02: Logistic Regression

02: Logistic Regression#

import itertools
import numpy as np
import matplotlib.pyplot as plt
from mpl_toolkits.axes_grid1 import make_axes_locatable
from sklearn.linear_model import LinearRegression
from sklearn.metrics import log_loss, mean_squared_error
import torch
from torch import nn

In the first part we created a neural network for linear regression (i.e. for a continuous output value \(y\)).

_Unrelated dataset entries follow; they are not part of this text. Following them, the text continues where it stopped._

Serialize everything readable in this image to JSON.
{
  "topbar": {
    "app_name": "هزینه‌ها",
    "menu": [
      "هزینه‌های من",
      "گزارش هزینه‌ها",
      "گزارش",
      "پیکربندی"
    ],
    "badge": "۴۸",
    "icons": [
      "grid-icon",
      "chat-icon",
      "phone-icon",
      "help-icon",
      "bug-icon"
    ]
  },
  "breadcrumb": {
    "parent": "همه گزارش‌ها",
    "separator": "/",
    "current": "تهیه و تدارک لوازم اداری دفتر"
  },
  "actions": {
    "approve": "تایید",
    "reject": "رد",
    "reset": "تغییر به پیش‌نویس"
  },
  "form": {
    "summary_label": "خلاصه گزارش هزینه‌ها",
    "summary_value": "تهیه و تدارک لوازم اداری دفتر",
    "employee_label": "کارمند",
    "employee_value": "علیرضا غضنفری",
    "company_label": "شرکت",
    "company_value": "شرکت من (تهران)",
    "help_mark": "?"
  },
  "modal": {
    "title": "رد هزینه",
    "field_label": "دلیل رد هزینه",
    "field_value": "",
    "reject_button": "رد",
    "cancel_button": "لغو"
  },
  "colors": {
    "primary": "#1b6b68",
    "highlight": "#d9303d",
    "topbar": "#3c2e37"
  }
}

In this part we’ll move on to binary classification (i.e. where \(y\) can belong to one of two classes \(y \in \{0, 1\}\)), starting with logistic regression.

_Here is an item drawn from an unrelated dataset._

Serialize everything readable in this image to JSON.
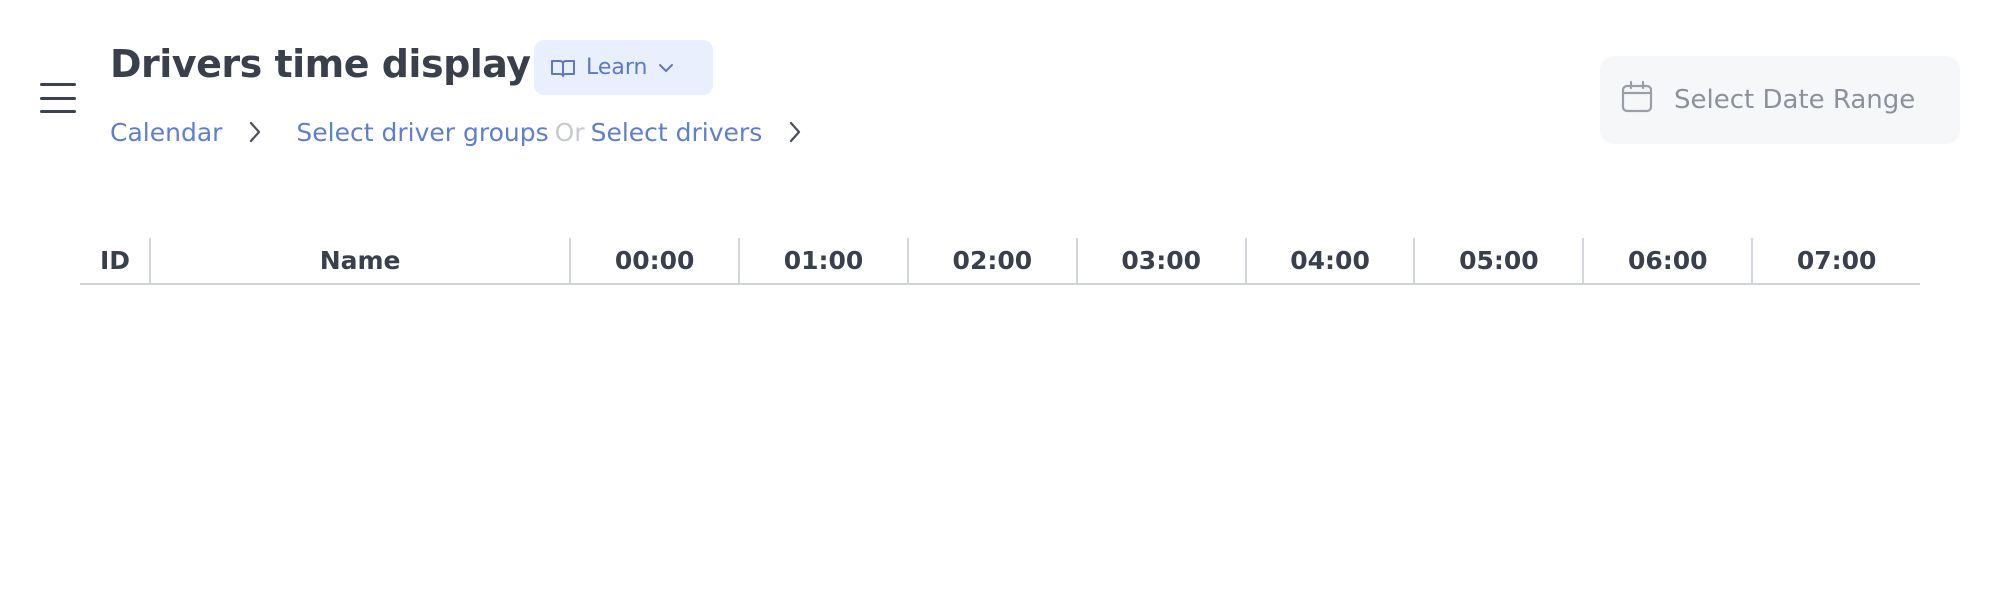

Why not just use linear regression for classification?#

Linear regression returns a continuous value (\(-\infty \leq y \leq \infty\)), but we want a class probability (\(0 \leq y \leq 1\))
Very sensitive to outliers/imbalanced data

Here’s an example of using linear regression on a classification dataset with a single feature, \(x\):

def fit_and_plot(x, y, title="", ax=None):
    if ax is None:
        _, ax = plt.subplots(1, 1)
    lr = LinearRegression()
    lr.fit(x.reshape(-1, 1), y)
    yhat = lr.predict(x.reshape(-1, 1))
    ax.scatter(x, y, c=yhat >= 0.5, cmap="bwr")
    ax.plot(x, yhat, "k--", label="linear fit")
    ax.set_ylim([-0.2, 1.2])
    ax.legend(loc="lower right")
    ax.set_ylabel("y")
    ax.set_xlabel("x")
    ax.set_title(title)


xy = np.loadtxt("../data/02_dummy_data.csv")
x = xy[:, 0]
y = xy[:, 1]

fig, ax = plt.subplots(1, 2, figsize=(9, 4))
fit_and_plot(x, y, title="balanced", ax=ax[0])
fit_and_plot(np.append(x, [4, 5]), np.append(y, [1, 1]), title="+ outliers", ax=ax[1])
fig.tight_layout()

../_images/4f859744e948ed7f1a1c8231c3833b86e10460607c0954389b177df847590aa4.png

Note that:

The range of \(y\) is not limited to between 0 and 1
The presence of the outliers changes the predicted class of a point (and e.g. changes the value of \(y\) from around -0.2 to +0.2 for \(x = -1.5\))

The solution: Sigmoid#

To get around this we apply the sigmoid function:

\[ \textrm{sigmoid}(z) = \frac{1}{1 + \exp(-z)} \]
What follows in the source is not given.